第48章将星入尘
秦昭醒在寅时三刻。
这是她在军中养成的习惯——无论伤得多重,到点必醒。她睁开眼,看见的是茅草的屋顶,一根横梁上结着蛛网,晨光从窗纸破洞漏进来,在地上投出细长的光斑。
不是军帐,不是闺房。
她动了动,左肩传来尖锐的疼痛,像有火在烧。记忆碎片般涌上来:箭伤,毒蜂,野狼,还有一个瘦瘦黑黑的人背着她走在雪地里。
“你醒了?”
声音从旁边传来。秦昭转头,看见林晚坐在床边的小凳上,手里拿着块湿布,眼睛里有血丝,显然是守了一夜。
“水。”秦昭说,声音沙哑得像破锣。
林晚忙倒了碗温水,扶她起来喝。动作很轻,手却很有力——秦昭能感觉到那只手上的老茧,粗糙得像砂纸,但托着她后背的动作小心翼翼。
“你烧了一夜。”林晚说,“赵伯说,能退烧就没事了。”
秦昭喝完水,躺回去,眼睛盯着林晚:“你是林晚。”
不是问句,是陈述句。林晚点头:“嗯。你是秦昭。”
“我记得。”秦昭顿了顿,“你救了我两次。一次在山上,一次刚才——我听见你在跟狼对峙。”
林晚愣了愣:“你那时候醒着?”
“半醒。”秦昭说,“听见狼嚎,强迫自己醒过来。”她看着林晚,“你不怕?”
“怕。”林晚老实说,“但总不能看着你被狼吃了。”
秦昭嘴角勾起一丝极淡的笑:“傻。”顿了顿,“不过,谢谢。”
这是她第一次说谢谢。林晚有些不自在:“不用谢。换谁都会救的。”
“不会。”秦昭说,“这世道,见死不救的多,舍命救人的少。

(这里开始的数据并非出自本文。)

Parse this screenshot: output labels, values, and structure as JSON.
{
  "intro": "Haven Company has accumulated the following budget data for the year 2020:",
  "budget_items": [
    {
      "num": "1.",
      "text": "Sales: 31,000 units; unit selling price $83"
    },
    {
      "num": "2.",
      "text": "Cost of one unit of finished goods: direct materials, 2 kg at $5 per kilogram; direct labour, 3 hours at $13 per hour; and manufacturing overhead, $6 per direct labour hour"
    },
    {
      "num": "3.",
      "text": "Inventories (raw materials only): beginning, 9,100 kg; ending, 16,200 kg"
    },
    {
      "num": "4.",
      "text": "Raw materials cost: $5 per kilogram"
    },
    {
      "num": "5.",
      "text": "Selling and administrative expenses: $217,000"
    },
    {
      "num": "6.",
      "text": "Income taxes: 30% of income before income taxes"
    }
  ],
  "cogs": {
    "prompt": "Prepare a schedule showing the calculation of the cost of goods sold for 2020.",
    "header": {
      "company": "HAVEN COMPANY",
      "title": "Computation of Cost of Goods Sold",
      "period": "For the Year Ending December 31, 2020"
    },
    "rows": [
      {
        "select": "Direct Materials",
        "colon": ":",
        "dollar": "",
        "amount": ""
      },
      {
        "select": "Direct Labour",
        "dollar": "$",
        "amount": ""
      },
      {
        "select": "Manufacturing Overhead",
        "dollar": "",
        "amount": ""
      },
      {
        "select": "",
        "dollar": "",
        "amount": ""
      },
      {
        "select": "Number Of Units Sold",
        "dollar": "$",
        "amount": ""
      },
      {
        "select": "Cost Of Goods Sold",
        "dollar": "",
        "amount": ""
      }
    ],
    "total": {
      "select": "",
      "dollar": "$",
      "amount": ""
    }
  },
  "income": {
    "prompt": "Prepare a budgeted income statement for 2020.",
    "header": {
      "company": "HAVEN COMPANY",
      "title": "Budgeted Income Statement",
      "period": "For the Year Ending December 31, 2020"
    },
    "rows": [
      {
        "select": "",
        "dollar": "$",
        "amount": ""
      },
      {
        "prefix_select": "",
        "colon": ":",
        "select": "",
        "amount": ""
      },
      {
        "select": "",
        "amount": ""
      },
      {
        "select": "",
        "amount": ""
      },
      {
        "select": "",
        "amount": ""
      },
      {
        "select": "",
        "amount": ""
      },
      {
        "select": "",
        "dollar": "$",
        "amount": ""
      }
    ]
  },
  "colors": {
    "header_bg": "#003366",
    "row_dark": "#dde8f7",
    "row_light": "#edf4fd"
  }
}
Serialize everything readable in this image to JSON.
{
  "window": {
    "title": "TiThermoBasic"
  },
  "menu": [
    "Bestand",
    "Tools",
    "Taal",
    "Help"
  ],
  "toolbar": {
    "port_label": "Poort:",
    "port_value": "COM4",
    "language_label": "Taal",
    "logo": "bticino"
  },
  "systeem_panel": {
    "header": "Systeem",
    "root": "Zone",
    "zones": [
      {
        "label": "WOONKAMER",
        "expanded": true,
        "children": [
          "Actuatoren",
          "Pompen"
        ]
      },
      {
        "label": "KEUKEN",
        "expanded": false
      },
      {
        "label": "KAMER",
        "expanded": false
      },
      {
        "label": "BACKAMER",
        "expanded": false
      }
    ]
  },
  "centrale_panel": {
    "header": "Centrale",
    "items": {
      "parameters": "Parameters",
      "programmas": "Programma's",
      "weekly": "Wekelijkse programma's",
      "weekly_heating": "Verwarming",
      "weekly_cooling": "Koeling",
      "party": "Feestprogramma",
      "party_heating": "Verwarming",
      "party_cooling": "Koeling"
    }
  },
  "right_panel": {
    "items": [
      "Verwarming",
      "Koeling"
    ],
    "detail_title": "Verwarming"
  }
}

”她打量着林晚,“你看着不像习武之人,力气倒不小。背着我走了那么远山路。”
林晚耳根发热:“干惯了农活,有把力气。”
正说着,里屋传来动静。叶小竹和沈辞清醒了,掀开布帘走出来。看见秦昭醒了,两人都愣了愣。
“这位姑娘醒了?”叶小竹走过来,很自然地站到林晚身边,挽住她的胳膊,“夫君守了一夜,累了吧?去歇会儿,我来照应。”
那声“夫君”叫得又脆又响。秦昭眼睛眯了眯,目光在叶小竹挽着林晚的手上停留了一瞬,又看向林晚。
林晚有些窘迫,抽出手:“我去热药。”
她去了灶房。屋里剩下三个女子,气氛微妙。
秦昭打量着叶小竹和沈辞清——一个十六七岁,眉眼灵动,看林晚的眼神里全是依赖;一个十八九岁,温婉沉静,但眉宇间有股书卷气,不像农家女。
“你们是林晚的家人?”秦昭问,声音平稳,像在问军务。
叶小竹点头:“我是他妻子,叶小竹。这位是辞清姐,是……是暂住在这儿的。”
“妻子。”秦昭重复了一遍,目光落在叶小竹脸上,“你多大?”
“十六。”
“他呢?”
“十……十八。”叶小竹有些不自在——这个秦昭问话的方式太直接,眼神太锐利,不像寻常女子。
秦昭没再问,只是点了点头。这时沈辞清端了碗粥过来:“秦姑娘,喝点粥吧。你伤着,得吃点东西。”
粥熬得稀烂,加了点盐。秦昭接过来,用没受伤的右手舀着喝。动作很稳,不像是重伤初醒的人。